The School of the Ministry for State Security was founded on June 16, 1951, in Eiche near Potsdam, on the premises of today’s Golm campus of the University of Potsdam. The School reported directly to the Ministry and ultimately to the Minister.

At the beginning, teaching was based in the professorships for political science and specialized training, as well as the teaching division for general education. One-year, largely improvised courses were offered that also included instruction in weapons, German, and sports. The training was purely educational, without scholarly or academic demands. The participants were typically inexperienced and new to the field and were supposed to receive instruction in the foundations of secret service work.

Training was received in Eiche while the students worked in parallel in the offices of the Ministry for State Security. Teaching was therefore interrupted constantly due to work assignments. The training of these Kursants (students of military and police academies) was subordinate to their state security work. Erich Mielke, who was the deputy head of State Security at the time, said in 1953:

“It seems that what is important for this comrade, who perhaps can’t write, knows how to win and what to do in order to destroy his enemies. Let’s take a look at those who are great writers and speakers, and assess how many enemies they have obliterated. [...] And even if he can’t sign his name, it’s not important; but when he knows who his enemies are, he’s on the right path.” (1)

As a result of the events of June 17, 1953, there was a change in leadership at the Ministry for State Security from Wilhelm Zaisser to Ernst Wollweber. The Ministry was not just demoted by 1955 to a State Secretariat and formally subjected to the authority of the Ministry of the Interior; there was also a shift in thinking among the leadership. Ernst Wollweber had this to say in 1954:

“[...] The cadres are getting old, and new cadres have to be trained. This is why I’ve asked the Politburo the following question: If an engineer is to prepare a drawing of a machine, then he has to have an academic degree; before a physician can perform an operation, he has to have completed his studies.
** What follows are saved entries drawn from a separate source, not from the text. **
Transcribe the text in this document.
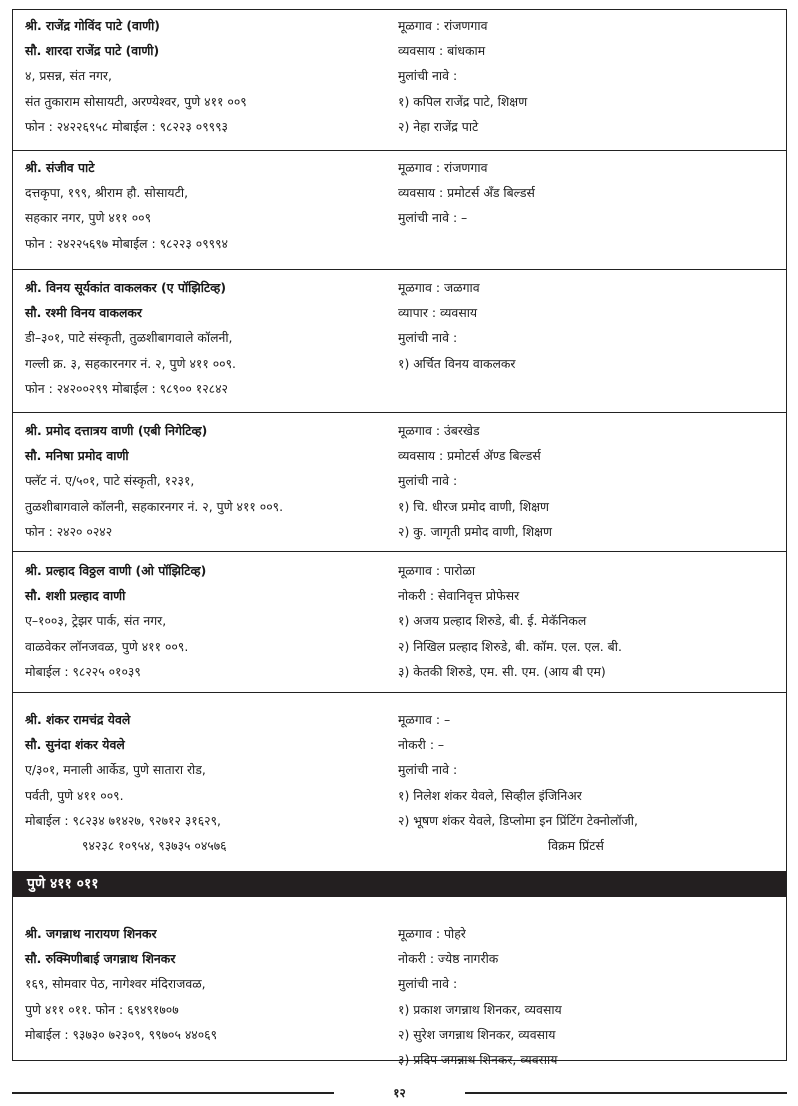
श्री. राजेंद्र गोविंद पाटे (वाणी)
सौ. शारदा राजेंद्र पाटे (वाणी)
४, प्रसन्न, संत नगर,
संत तुकाराम सोसायटी, अरण्येश्वर, पुणे ४११ ००९
फोन : २४२२६९५८ मोबाईल : ९८२२३ ०९९९३
मूळगाव : रांजणगाव
व्यवसाय : बांधकाम
मुलांची नावे :
१) कपिल राजेंद्र पाटे, शिक्षण
२) नेहा राजेंद्र पाटे
श्री. संजीव पाटे
दत्तकृपा, १९९, श्रीराम हौ. सोसायटी,
सहकार नगर, पुणे ४११ ००९
फोन : २४२२५६९७ मोबाईल : ९८२२३ ०९९९४
मूळगाव : रांजणगाव
व्यवसाय : प्रमोटर्स अँड बिल्डर्स
मुलांची नावे : –
श्री. विनय सूर्यकांत वाकलकर (ए पॉझिटिव्ह)
सौ. रश्मी विनय वाकलकर
डी–३०१, पाटे संस्कृती, तुळशीबागवाले कॉलनी,
गल्ली क्र. ३, सहकारनगर नं. २, पुणे ४११ ००९.
फोन : २४२००२९९ मोबाईल : ९८९०० १२८४२
मूळगाव : जळगाव
व्यापार : व्यवसाय
मुलांची नावे :
१) अर्चित विनय वाकलकर
श्री. प्रमोद दत्तात्रय वाणी (एबी निगेटिव्ह)
सौ. मनिषा प्रमोद वाणी
फ्लॅट नं. ए/५०१, पाटे संस्कृती, १२३१,
तुळशीबागवाले कॉलनी, सहकारनगर नं. २, पुणे ४११ ००९.
फोन : २४२० ०२४२
मूळगाव : उंबरखेड
व्यवसाय : प्रमोटर्स ॲण्ड बिल्डर्स
मुलांची नावे :
१) चि. धीरज प्रमोद वाणी, शिक्षण
२) कु. जागृती प्रमोद वाणी, शिक्षण
श्री. प्रल्हाद विठ्ठल वाणी (ओ पॉझिटिव्ह)
सौ. शशी प्रल्हाद वाणी
ए–१००३, ट्रेझर पार्क, संत नगर,
वाळवेकर लॉनजवळ, पुणे ४११ ००९.
मोबाईल : ९८२२५ ०१०३९
मूळगाव : पारोळा
नोकरी : सेवानिवृत्त प्रोफेसर
१) अजय प्रल्हाद शिरुडे, बी. ई. मेकॅनिकल
२) निखिल प्रल्हाद शिरुडे, बी. कॉम. एल. एल. बी.
३) केतकी शिरुडे, एम. सी. एम. (आय बी एम)
श्री. शंकर रामचंद्र येवले
सौ. सुनंदा शंकर येवले
ए/३०१, मनाली आर्केड, पुणे सातारा रोड,
पर्वती, पुणे ४११ ००९.
मोबाईल : ९८२३४ ७१४२७, ९२७१२ ३१६२९,
९४२३८ १०९५४, ९३७३५ ०४५७६
मूळगाव : –
नोकरी : –
मुलांची नावे :
१) निलेश शंकर येवले, सिव्हील इंजिनिअर
२) भूषण शंकर येवले, डिप्लोमा इन प्रिंटिंग टेक्नोलॉजी,
विक्रम प्रिंटर्स
पुणे ४११ ०११
श्री. जगन्नाथ नारायण शिनकर
सौ. रुक्मिणीबाई जगन्नाथ शिनकर
१६९, सोमवार पेठ, नागेश्वर मंदिराजवळ,
पुणे ४११ ०११. फोन : ६९४९१७०७
मोबाईल : ९३७३० ७२३०९, ९९७०५ ४४०६९
मूळगाव : पोहरे
नोकरी : ज्येष्ठ नागरीक
मुलांची नावे :
१) प्रकाश जगन्नाथ शिनकर, व्यवसाय
२) सुरेश जगन्नाथ शिनकर, व्यवसाय
३) प्रदिप जगन्नाथ शिनकर, व्यवसाय
१२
But when people are tasked with the most complicated mission – uncovering the enemy – we don’t even have an academic institution for this.” (2)

Just one year later, a remedy was found when the School in Eiche was transformed into the “Academy of the Ministry for State Security.”


(1) Erich Mielke at an SED District Party Conference, January 28, 1953, BStU, ZA, KL-SED 570, page 24.

(2) Ernst Wollweber, 1954; quoted from: Jens Gieseke, Doktoren der Tschekistik, Berlin 1994, p. 188.